Using aspects to apply authentication

Greeting. I was wondering if anyone is using AOP (Aspect Oriented
Programming) to ensure login and authentication before allowing someone
access to controllers and models.

I found two versions of RCR 321 that discuss cut-based AOP, but as far
as I can tell there isn’t an implementation of the RCR as an AOP

Additionally, I tried to dig up information on Aspect4r and AspectR.
Aspect4r is a no-who. Aspect4 is out on SourceForge, but it doesn’t
appear to be an active project.

The problem I want to solve is eleminating boiler-plate code from
controllers and models that ensures a user is logged in and has rights
to access a controller or model.

This has to be a problem others are confronting and have already solved.
What approach is usually used? Does the Salt Login engine do this?

Does anyone use AOP?

Cody S. wrote:

“Aspect4r is a no-who.”

DOH! Make that “Aspect4r is a no-show” :o)

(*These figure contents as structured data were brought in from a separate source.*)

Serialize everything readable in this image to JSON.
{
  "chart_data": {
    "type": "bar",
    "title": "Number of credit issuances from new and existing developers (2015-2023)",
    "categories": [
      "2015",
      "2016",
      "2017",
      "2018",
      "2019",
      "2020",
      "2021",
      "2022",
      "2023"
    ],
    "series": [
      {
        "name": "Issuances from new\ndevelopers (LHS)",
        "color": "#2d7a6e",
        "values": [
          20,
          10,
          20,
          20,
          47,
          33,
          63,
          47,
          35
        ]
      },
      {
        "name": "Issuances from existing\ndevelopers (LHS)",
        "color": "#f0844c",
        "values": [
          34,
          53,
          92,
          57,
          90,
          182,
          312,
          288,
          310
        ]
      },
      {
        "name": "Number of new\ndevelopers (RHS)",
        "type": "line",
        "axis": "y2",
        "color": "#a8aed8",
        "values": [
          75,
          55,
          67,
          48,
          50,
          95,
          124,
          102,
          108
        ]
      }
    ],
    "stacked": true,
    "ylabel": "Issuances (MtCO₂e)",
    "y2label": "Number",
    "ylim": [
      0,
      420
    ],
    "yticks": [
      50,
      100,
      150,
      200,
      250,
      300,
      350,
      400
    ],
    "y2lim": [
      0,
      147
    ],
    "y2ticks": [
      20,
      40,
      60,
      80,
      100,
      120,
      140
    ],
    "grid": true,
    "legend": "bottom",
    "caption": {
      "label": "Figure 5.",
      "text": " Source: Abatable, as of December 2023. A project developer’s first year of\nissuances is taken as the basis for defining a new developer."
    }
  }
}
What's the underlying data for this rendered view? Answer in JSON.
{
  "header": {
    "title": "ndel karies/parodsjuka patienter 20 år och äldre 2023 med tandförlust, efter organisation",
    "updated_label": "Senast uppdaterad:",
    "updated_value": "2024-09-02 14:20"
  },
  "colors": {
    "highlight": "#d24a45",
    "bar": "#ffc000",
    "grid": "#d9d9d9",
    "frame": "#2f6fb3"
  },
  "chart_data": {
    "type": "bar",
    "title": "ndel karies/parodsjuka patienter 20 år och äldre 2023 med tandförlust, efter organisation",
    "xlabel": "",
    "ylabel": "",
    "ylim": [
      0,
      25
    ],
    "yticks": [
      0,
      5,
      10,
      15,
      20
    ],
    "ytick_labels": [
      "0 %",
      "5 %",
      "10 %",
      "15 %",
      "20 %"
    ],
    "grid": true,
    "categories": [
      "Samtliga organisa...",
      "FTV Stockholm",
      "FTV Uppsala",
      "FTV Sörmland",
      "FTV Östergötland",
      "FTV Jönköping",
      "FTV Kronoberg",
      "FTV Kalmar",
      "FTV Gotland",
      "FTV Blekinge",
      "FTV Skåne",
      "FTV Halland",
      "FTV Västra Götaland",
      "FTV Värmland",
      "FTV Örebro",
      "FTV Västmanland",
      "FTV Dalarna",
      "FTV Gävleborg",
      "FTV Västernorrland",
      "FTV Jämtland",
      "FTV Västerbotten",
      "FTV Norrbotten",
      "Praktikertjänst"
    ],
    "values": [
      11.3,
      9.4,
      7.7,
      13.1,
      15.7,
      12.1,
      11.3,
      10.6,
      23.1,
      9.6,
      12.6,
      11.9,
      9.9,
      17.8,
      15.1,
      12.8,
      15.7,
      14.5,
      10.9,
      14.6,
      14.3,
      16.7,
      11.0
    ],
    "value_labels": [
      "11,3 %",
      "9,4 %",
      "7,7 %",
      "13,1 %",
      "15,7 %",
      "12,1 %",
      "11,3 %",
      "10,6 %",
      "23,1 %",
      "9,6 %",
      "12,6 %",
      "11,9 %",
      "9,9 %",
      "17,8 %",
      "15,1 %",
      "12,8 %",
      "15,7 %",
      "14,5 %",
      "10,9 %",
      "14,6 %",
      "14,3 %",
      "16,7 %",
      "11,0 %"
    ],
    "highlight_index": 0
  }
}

As I understand AOP, using :before_filter to “drop in” user
authentication is a classic case of AOP in action. This is a common
approach to that specific task; it redirects your app to a block of
code whenever a controller is accessed.

Similarly, using :after_filter to “drop in” logging would be another
case of following AOP practices in Rails. It’s probably not as common
as before_filter authentication, but I suspect a lot of people are
implementing logging in this fashion.

Authentication and logging are the two classic use cases for AOP,
although there’s obviously many others. However, I’d say support for
AOP is built into Rails via :before_filter and :after_filter, is
widely used, and there’s (possibly) no need to look at external
AOP/Ruby libraries for many/most AOP-style requirements.

Does this answer your question?


Dave M.

Yes it does. That isn’t a lot of code to add to a controller for the
functionality you get, and it just adds one more reason to love RoR.